Die Lokalkammer Düsseldorf verdeutlicht mit ihrer Entscheidung UPC_CFI_11/2024 vom 8. Mai 2025 die Möglichkeit und die Voraussetzungen die Validität des Patents durch Einführung von neuem Stand der Technik erst mit der Replik des Beklagten zur Nichtigkeitswiderklage anzugreifen. Somit hat das Gericht die Möglichkeit einer Klageerweiterung und ihrer Zulassung gemäß Regel 263 EPGVerfO veranschaulicht.

Laut Regel 263 Abs. 1 EPGVerfO kann eine Partei zu jedem Zeitpunkt des Verfahrens beim Gericht die Zulassung einer Klageänderung oder Klageerweiterung, einschließlich einer Nichtigkeitswiderklage, beantragen. In dem Antrag ist zu begründen, weshalb die Änderung oder Ergänzung nicht schon in dem ursprünglichen Schriftsatz enthalten war. Die Zulassung wird vom Gericht abgelehnt, wenn die Partei, welche die Änderung beantragt, nicht das Gericht davon überzeugen kann, dass

(a) die in Rede stehende Änderung bei gebotener Sorgfalt nicht früher vorgenommen werden konnte und

(b) die Änderung die andere Partei in ihrer Verfahrensführung nicht unangemessen behindert (Regel 263 Abs. 2 lit. a, b EPGVerfO).

Diese beiden Bedingungen müssen unabhängig voneinander erfüllt sein. Die Beweislast dafür obliegt dem Antragsteller.

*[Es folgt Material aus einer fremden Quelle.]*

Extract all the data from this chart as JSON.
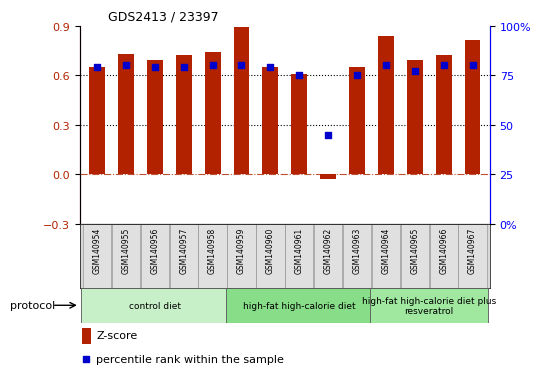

Im vorliegenden Fall argumentierte die Lokalkammer Düsseldorf in ihrer Entscheidung, dass, wenn der Beklagte neuen Stand der Technik mit seiner Replik zur Nichtigkeitswiderklage (Regel 29 d EPGVerfO) in das Verfahren einführt, mit dem er das Fehlen der Neuheit und / oder der erfinderischen Tätigkeit begründet, es sich um eine Erweiterung der Nichtigkeitswiderklage im Sinne von Regel 263 EPGVerfO handelt. Die Zulassung dieses weiteren Standes der Technik komme daher nur in Betracht, wenn der Beklagte das Gericht davon überzeugen könne, dass die in Rede stehenden Schriften nicht bereits mit der Nichtigkeitswiderklage vorgelegt werden konnten und wenn die Zulassung weiterer Schriften den Kläger nicht unangemessen in seiner Verfahrensführung beeinträchtige.

Vergleichbares gelte, so das Gericht, wenn bereits mit der Nichtigkeitswiderklage vorgelegter Stand der Technik erstmals in der Replik zur Nichtigkeitswiderklage für einen neuen Angriff auf die Neuheit und / oder die erfinderische Tätigkeit herangezogen werde. Auch dann müsse der Beklagte das Gericht davon überzeugen, dass es ihm bei gebotener Sorgfalt nicht möglich gewesen sei, den erstmals in der Replik zur Nichtigkeitswiderklage enthaltenen (weiteren) Angriff auf die Neuheit und / oder die erfinderische Tätigkeit bereits in die Nichtigkeitswiderklage aufzunehmen und dass die Zulassung dieses weiteren Angriffs auf die Neuheit und / oder erfinderische Tätigkeit nicht zu einer unangemessenen Benachteiligung des Klägers in der Wahrnehmung seiner Rechte führe.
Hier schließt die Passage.